Asked by reporters after an event in central Iowa if Obama's character was in question, Clinton said, "It's beginning to look a lot like that, ... where somebody who runs on ethics and not taking money from certain people has found out you have at least skirted if not violated FEC rules and used lobbyists and PAC money to do so," she said.

Later, Clinton added, "Contrary to what we've been hearing now for a year, (Obama's PAC) had lobbyist money, it had PAC money, and they were more than happy to take that money and use it to try to influence elections and create relationsihps with people while he was running for president."

Clinton communications director Howard Wolfson called on Obama to shut down the Hopefund political committee, and the campaign followed up with a press release shortly after. During an appearance Sunday with chief Obama strategist David Axelrod on CBS' "Face the Nation," Wolfson accused Obama of using the PAC in "apparent contravention of campaign finance laws."

The aggressiveness of the Clinton camp is a testament to the increasingly tight race between the two in Iowa, where polls show Obama in a virtual dead heat with Clinton. Polls show John Edwards also in the top mix in Iowa.

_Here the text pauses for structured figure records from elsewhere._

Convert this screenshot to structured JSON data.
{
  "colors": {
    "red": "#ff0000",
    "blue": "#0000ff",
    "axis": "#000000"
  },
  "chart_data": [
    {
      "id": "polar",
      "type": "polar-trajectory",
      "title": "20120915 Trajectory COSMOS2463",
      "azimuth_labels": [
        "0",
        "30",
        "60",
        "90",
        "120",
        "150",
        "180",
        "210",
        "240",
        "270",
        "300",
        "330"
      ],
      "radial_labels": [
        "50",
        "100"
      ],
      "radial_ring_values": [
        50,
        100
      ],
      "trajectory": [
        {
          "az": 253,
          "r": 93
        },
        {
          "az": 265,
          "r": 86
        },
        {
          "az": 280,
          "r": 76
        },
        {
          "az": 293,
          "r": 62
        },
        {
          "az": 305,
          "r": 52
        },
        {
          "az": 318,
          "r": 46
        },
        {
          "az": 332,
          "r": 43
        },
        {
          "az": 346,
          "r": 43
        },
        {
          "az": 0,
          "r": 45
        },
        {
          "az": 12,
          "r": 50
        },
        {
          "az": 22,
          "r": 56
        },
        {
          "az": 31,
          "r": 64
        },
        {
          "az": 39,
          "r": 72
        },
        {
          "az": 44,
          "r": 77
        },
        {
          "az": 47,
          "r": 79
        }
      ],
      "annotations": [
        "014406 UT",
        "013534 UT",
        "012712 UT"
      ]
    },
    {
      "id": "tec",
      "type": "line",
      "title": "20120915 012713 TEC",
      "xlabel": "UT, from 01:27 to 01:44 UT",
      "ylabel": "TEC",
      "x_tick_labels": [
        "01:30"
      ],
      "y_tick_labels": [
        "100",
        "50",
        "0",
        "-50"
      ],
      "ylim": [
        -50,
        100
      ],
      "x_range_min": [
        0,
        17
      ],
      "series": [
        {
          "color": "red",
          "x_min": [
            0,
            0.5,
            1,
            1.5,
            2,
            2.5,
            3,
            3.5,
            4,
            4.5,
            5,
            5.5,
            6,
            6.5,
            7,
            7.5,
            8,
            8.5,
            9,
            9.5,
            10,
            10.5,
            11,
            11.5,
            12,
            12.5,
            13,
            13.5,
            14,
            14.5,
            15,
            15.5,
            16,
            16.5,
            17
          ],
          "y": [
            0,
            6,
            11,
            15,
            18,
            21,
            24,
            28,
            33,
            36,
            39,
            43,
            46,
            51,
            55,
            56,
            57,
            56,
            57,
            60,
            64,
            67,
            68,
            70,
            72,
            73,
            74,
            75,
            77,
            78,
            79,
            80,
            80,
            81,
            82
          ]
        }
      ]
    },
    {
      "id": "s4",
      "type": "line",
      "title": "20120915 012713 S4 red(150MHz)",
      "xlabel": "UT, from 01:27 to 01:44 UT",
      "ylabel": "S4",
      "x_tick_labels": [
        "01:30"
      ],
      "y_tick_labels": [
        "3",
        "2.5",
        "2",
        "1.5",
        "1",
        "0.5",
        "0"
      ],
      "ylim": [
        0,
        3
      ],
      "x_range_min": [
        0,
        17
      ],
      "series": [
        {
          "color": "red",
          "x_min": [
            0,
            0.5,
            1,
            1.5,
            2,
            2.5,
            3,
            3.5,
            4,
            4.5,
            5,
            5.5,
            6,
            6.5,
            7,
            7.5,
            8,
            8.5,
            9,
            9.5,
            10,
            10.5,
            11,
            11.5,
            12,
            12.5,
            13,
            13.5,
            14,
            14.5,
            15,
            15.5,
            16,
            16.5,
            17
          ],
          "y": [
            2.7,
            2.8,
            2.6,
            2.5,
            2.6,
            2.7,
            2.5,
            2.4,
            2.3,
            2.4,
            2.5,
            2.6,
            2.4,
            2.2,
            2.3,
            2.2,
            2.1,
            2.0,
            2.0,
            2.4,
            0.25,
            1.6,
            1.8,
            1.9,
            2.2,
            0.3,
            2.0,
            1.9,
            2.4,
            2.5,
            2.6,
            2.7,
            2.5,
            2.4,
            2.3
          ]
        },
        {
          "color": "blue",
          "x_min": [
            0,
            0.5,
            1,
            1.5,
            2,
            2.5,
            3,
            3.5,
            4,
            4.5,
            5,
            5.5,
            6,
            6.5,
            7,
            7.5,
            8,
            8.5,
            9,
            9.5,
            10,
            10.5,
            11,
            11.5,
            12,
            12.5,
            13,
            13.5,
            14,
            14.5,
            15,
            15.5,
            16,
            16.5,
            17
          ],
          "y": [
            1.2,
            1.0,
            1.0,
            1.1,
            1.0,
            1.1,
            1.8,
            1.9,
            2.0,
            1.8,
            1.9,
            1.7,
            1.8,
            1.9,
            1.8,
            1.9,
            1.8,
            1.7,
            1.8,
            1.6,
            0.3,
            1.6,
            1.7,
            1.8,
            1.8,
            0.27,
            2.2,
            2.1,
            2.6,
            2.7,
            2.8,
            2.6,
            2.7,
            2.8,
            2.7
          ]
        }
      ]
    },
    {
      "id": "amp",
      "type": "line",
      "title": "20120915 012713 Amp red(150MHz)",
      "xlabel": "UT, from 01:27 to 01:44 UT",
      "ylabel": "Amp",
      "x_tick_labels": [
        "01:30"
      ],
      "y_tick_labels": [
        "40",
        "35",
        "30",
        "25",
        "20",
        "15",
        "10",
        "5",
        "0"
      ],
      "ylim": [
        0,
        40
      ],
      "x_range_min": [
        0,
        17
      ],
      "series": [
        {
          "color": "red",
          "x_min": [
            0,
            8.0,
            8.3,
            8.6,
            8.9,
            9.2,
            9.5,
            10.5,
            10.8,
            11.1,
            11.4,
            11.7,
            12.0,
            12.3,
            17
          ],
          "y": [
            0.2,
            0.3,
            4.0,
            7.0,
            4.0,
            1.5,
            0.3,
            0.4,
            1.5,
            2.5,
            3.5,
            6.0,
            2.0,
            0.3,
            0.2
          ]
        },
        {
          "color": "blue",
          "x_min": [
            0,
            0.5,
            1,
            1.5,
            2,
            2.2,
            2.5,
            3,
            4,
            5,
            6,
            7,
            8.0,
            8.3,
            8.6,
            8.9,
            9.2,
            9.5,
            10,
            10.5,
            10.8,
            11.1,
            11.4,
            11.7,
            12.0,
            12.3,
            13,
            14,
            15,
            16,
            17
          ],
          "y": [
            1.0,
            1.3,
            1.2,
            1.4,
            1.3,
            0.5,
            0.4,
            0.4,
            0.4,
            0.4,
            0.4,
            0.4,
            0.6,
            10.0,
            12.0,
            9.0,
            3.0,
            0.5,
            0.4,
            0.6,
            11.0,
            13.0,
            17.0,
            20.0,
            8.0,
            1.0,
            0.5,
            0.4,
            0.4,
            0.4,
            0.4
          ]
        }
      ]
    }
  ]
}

"I think that folks from some of the other campaigns are reading the polls and starting to get stressed and issuing a whole range of outlandish accusations," Obama said in a press conference Sunday in Des Moines, Iowa. "Everything that we've done is in exact accordance with the law."

Clinton also criticized Obama's health care plan on Sunday. All the other Democrats have proposed something universal, Clinton said, but Obama "got to the brink and blinked."

"At some point you've got to ask yourself, who's really committed here? Who's doing it just for political reasons, and who has a lifetime of conviction and commitment?" she said.

Hopefund distributed donations to congressional candidates as well as officials and local Democratic Party groups in Iowa, New Hampshire, Nevada and South Carolina. Some of those elected officials who received contributions endorsed Obama's campaign. Others did not, with some endorsing Clinton.

Obama has made an issue during the campaign of his refusal to accept money from lobbyists or from PACs for his presidential campaign. Hopefund, however, received more than $120,000 from PACs in 2005-2006. Hopefund raised only $2,000 from PACs early this year before it stopped fundraising.

According to a Hopefund finance report filed with the Federal Election Commission two weeks ago, the committee gave nearly $160,000 between July 1 and Nov. 5 to local and congressional officials in states that are holding presidential contests next month. During that period, Hopefund gave about $210,000 to federal candidates in other states across the country.

"There's a lot that voters don't know about Barack Obama," Wolfson said. "And one thing they don't know, we found out this week, which is that he has been using and operating a so-called leadership PAC, an apparent contravention of campaign finance laws, taking in money from lobbyists despite the fact that he said he doesn't take money from lobbyists."

Obama officials have said Hopefund was merely trying to assist Democratic candidates and pointed out that of the $476,000 that Hopefund contributed in 2007, about 57 percent went to states other than Iowa, New Hampshire, Nevada or South Carolina.

But officials acknowledged to The Washington Post last week that campaign officials were consulted to determine who some of the recipients should be. They said the contributions did not violate FEC regulations.

"I'm not sure that there's any money left in that leadership PAC, and it's gone to candidates all over the country because we're trying to elect Democrats," Axelrod said on CBS. "And that's what we should be doing."

Hopefund has about $99,000 left, according to its report.

Clinton also had her own so-called leadership PAC, called HillPAC, that paid for some of her current campaign staff before she officially launched her candidacy. In 2006, it also contributed about $60,000 to federal and state politicians in Iowa, New Hampshire and South Carolina. The PAC is inactive now, however.

Clinton said the 2006 donations were appropriate because she wasn't running for president then. "I was a leader in the Senate and I had an obligation as a leading Democrat to raise money to help Democrats run and win," she said Sunday.

The Obama campaign also pointed out that Clinton delivered a check for $100,000 last week from her family's tax-exempt charitable foundation as a donation to a proposed public library in South Carolina.